Syria's ambassador to the United Nations, Bashar al- Jaafari, was heading the government delegation for the four days of meetings with members of the domestic "tolerated" opposition, the National Coordination Committee for Democratic Change (NCCDC).
The talks were to begin at 1430 IST, a source close to the negotiations told Russia's Interfax news agency.
But the main Western-backed exiled Syrian opposition National Coalition stayed away, and another leading domestic opposition activist remains under a travel ban from Damascus.
They follow a similar round of meetings between the government and officially tolerated opposition in Moscow in late January that failed to make any concrete progress towards resolving the deep-rooted conflict.

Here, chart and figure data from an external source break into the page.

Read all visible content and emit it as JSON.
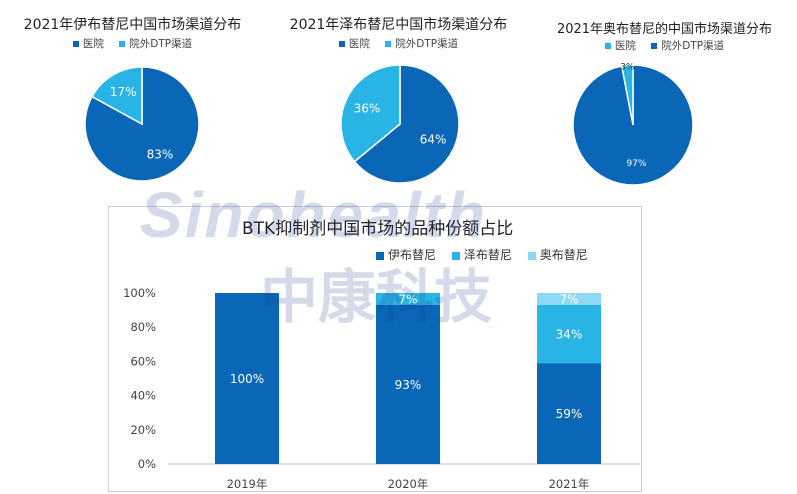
{
  "pies": [
    {
      "title": "2021年伊布替尼中国市场渠道分布",
      "legend": [
        {
          "label": "医院",
          "color": "#0a67b8"
        },
        {
          "label": "院外DTP渠道",
          "color": "#29b4e6"
        }
      ],
      "slices": [
        {
          "label": "83%",
          "value": 83,
          "color": "#0a67b8"
        },
        {
          "label": "17%",
          "value": 17,
          "color": "#29b4e6"
        }
      ]
    },
    {
      "title": "2021年泽布替尼中国市场渠道分布",
      "legend": [
        {
          "label": "医院",
          "color": "#0a67b8"
        },
        {
          "label": "院外DTP渠道",
          "color": "#29b4e6"
        }
      ],
      "slices": [
        {
          "label": "64%",
          "value": 64,
          "color": "#0a67b8"
        },
        {
          "label": "36%",
          "value": 36,
          "color": "#29b4e6"
        }
      ]
    },
    {
      "title": "2021年奥布替尼的中国市场渠道分布",
      "legend": [
        {
          "label": "医院",
          "color": "#29b4e6"
        },
        {
          "label": "院外DTP渠道",
          "color": "#0a67b8"
        }
      ],
      "slices": [
        {
          "label": "97%",
          "value": 97,
          "color": "#0a67b8"
        },
        {
          "label": "3%",
          "value": 3,
          "color": "#29b4e6"
        }
      ]
    }
  ],
  "watermark": {
    "text_en": "Sinohealth",
    "text_cn": "中康科技"
  },
  "chart_data": {
    "type": "bar",
    "stacked": true,
    "title": "BTK抑制剂中国市场的品种份额占比",
    "categories": [
      "2019年",
      "2020年",
      "2021年"
    ],
    "series": [
      {
        "name": "伊布替尼",
        "color": "#0a67b8",
        "values": [
          100,
          93,
          59
        ],
        "labels": [
          "100%",
          "93%",
          "59%"
        ]
      },
      {
        "name": "泽布替尼",
        "color": "#29b4e6",
        "values": [
          0,
          7,
          34
        ],
        "labels": [
          "",
          "7%",
          "34%"
        ]
      },
      {
        "name": "奥布替尼",
        "color": "#8dd8f4",
        "values": [
          0,
          0,
          7
        ],
        "labels": [
          "",
          "",
          "7%"
        ]
      }
    ],
    "yticks": [
      "0%",
      "20%",
      "40%",
      "60%",
      "80%",
      "100%"
    ],
    "ylim": [
      0,
      100
    ],
    "legend_position": "top-right",
    "grid": false
  }
}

The sit down is the first since some of the key international players in the crisis thrashed out an outline deal over Iran's nuclear programme and US Secretary of State John Kerry refused to rule out speaking to Syrian President Bashar al-Assad.
Ahead of the meeting a source close to Syrian government delegation told AFP that the delegations "will only discuss 'soft' subjects on which agreement might be found."
"You cannot say that these consultations will have any major results," Russian Middle East expert Boris Dolgov told AFP.
"It is just one step, albeit important, on the path towards stopping the crisis in Syria."
Dolgov said that by hosting the talks Moscow -- a firm backer of Assad's regime -- was looking to boost its standing as a potential mediator while also seeking to curb the threat that radical groups such as Islamic State pose to its national security.